Le Maroc confirme sa position de leader régional dans le domaine des énergies renouvelables, selon un récent article publié par Le Matin.ma. Le pays multiplie les initiatives pour renforcer sa capacité de production d’électricité verte, tout en étendant son influence sur le continent africain. Ces développements soulèvent des questions sur la place de l’Algérie dans cette dynamique, alors que les deux pays partagent des défis énergétiques similaires.

Une stratégie marocaine ambitieuse et concrète

Le complexe Noor, situé dans la région de Drâa-Tafilalet, combine plusieurs technologies, dont le solaire thermique à concentration (CSP) et le photovoltaïque. Cette approche hybride permet de produire de l’électricité même après le coucher du soleil, grâce au stockage thermique. Le projet a été financé en partie par des bailleurs internationaux, dont la Banque africaine de développement (BAD) et la Banque mondiale, ce qui témoigne de la confiance des institutions financières dans la viabilité des énergies vertes en Afrique.
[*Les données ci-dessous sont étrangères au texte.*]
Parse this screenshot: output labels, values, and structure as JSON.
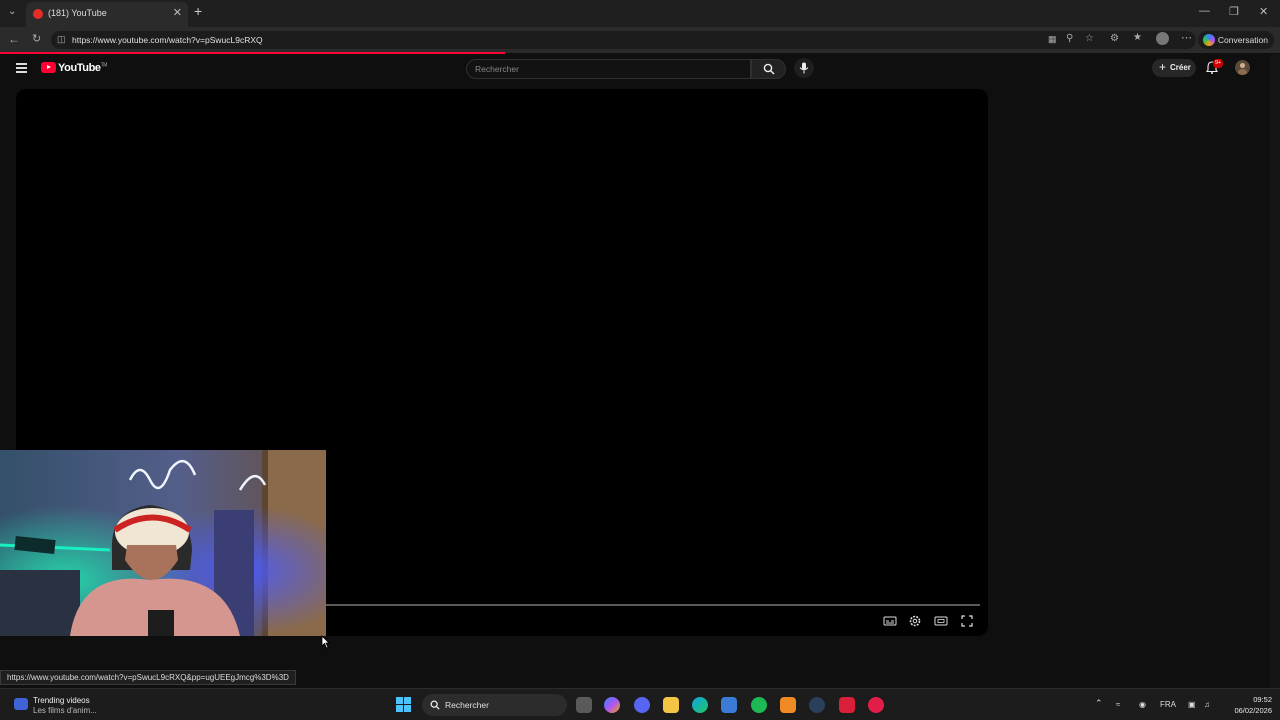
{
  "browser": {
    "tab_title": "(181) YouTube",
    "url": "https://www.youtube.com/watch?v=pSwucL9cRXQ",
    "copilot_label": "Conversation"
  },
  "youtube": {
    "logo_text": "YouTube",
    "logo_tm": "TM",
    "search_placeholder": "Rechercher",
    "create_label": "Créer",
    "notification_badge": "9+"
  },
  "status_link": "https://www.youtube.com/watch?v=pSwucL9cRXQ&pp=ugUEEgJmcg%3D%3D",
  "taskbar": {
    "widget_title": "Trending videos",
    "widget_subtitle": "Les films d'anim...",
    "search_label": "Rechercher",
    "language": "FRA",
    "time": "09:52",
    "date": "06/02/2026"
  },
  "colors": {
    "youtube_red": "#ff0033",
    "windows_blue": "#4cc2ff"
  }
}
L’Afrique, nouveau terrain de jeu des énergies renouvelables

Cette stratégie s’inscrit dans le cadre de l’Alliance solaire internationale (ASI), une initiative lancée en 2015 pour promouvoir le solaire dans les pays en développement. Le Maroc, qui abrite le siège de l’ASI, joue un rôle central dans la coordination des efforts africains. Ces partenariats permettent au pays de renforcer ses liens économiques et politiques avec le reste du continent, tout en positionnant ses entreprises comme des acteurs clés du secteur.

L’Algérie face à un choix stratégique

Plusieurs projets ont été annoncés ces dernières années, comme la centrale solaire de Hassi R’Mel, d’une capacité de 25 MW, ou le parc éolien d’Adrar, de 10 MW. Cependant, ces initiatives restent modestes comparées aux ambitions marocaines. Le gouvernement algérien a fixé un objectif de 22 000 MW de capacité renouvelable d’ici 2030, mais les retards dans la mise en œuvre des projets et les défis logistiques freinent cette transition.
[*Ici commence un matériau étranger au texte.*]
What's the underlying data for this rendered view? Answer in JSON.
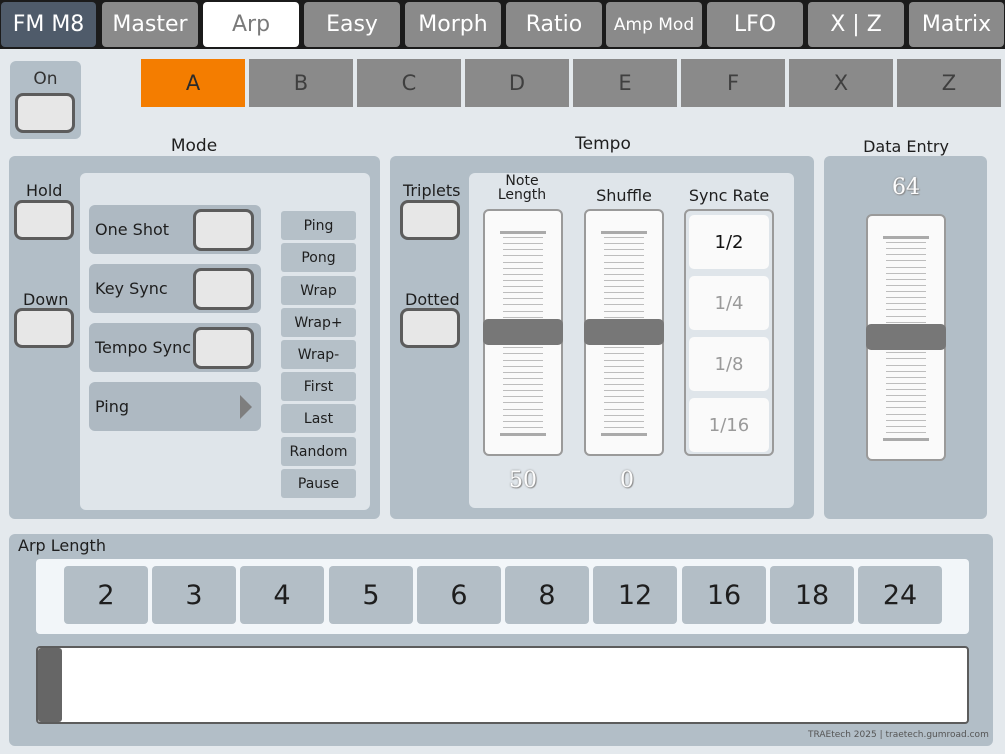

Des opportunités pour une coopération régionale

Une coopération entre les deux pays pourrait être bénéfique. Par exemple, l’Algérie pourrait s’inspirer de l’expérience marocaine en matière de stockage d’énergie, un défi crucial pour l’intégration des renouvelables dans le réseau électrique. De son côté, le Maroc pourrait tirer profit des vastes ressources gazières algériennes pour développer des solutions hybrides, combinant gaz et énergies vertes, afin d’assurer une transition progressive.

Les défis technologiques et industriels

En Algérie, l’industrialisation du secteur reste embryonnaire. Pourtant, le pays dispose d’un potentiel humain et technique pour développer une filière locale. Des initiatives comme la création de l’Agence nationale pour la promotion et la rationalisation de l’utilisation de l’énergie (APRUE) montrent une volonté de structurer le secteur, mais les résultats tardent à se concrétiser.
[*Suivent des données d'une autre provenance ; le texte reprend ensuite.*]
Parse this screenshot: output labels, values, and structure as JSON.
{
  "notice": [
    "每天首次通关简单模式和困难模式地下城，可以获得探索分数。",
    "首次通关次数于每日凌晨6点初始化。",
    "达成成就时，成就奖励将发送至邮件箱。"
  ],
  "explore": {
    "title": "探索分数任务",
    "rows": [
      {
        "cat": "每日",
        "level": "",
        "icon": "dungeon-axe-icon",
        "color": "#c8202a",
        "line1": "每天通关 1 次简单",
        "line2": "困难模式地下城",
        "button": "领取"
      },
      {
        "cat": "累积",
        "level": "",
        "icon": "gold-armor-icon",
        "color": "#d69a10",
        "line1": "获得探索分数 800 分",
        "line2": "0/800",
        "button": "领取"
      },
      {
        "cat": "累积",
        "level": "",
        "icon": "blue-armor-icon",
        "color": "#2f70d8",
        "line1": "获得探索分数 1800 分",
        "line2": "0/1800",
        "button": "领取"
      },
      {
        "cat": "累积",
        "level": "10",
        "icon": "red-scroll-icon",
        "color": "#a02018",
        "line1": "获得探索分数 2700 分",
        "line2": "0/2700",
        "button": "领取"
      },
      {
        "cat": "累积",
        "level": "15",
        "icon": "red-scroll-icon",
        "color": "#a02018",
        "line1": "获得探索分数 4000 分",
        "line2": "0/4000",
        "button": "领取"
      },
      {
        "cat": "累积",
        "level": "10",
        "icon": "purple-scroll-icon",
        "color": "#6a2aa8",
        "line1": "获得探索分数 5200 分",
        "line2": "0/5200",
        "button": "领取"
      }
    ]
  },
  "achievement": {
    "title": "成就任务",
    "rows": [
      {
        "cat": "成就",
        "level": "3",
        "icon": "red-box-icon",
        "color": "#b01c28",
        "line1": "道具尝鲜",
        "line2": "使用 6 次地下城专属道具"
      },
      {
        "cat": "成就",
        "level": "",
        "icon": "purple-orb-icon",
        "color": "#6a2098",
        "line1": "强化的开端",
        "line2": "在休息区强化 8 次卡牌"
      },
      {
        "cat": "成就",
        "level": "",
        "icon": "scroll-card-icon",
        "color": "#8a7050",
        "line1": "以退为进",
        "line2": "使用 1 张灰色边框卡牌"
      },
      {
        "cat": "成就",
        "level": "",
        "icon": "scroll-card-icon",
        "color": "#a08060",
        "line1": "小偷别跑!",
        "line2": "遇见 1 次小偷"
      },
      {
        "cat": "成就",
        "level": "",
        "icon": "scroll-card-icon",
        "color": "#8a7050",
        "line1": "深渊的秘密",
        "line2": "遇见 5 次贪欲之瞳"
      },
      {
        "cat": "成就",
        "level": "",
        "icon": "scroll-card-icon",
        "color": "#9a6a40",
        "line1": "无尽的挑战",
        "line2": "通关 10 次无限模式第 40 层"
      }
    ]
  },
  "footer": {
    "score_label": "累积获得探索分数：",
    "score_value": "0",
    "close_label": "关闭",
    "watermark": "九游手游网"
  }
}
Un enjeu géopolitique et économique

Pour l’Algérie, la question est double : comment accélérer sa transition énergétique tout en préservant ses revenus pétroliers et gaziers, qui représentent encore plus de 90 % de ses exportations ? Une réponse possible réside dans la diversification de son économie, en développant des industries liées aux énergies renouvelables et en attirant des investissements étrangers. Cela nécessiterait toutefois une refonte des politiques publiques, avec des incitations fiscales et des simplifications administratives.

Des leçons à tirer pour l’Algérie

L’Algérie pourrait également s’inspirer de la stratégie marocaine de coopération régionale. En s’associant avec des pays voisins, comme la Tunisie ou la Mauritanie, elle pourrait développer des projets transfrontaliers, comme des parcs solaires ou des lignes d’interconnexion électrique. Ces initiatives renforceraient la stabilité énergétique de la région tout en créant des opportunités économiques.

Selon Le Matin.ma, le Maroc a su transformer ses défis énergétiques en opportunités, en misant sur l’innovation et les partenariats. Pour l’Algérie, le moment est peut-être venu de repenser sa stratégie énergétique, non seulement pour répondre à ses besoins internes, mais aussi pour jouer un rôle actif dans la transition verte du continent.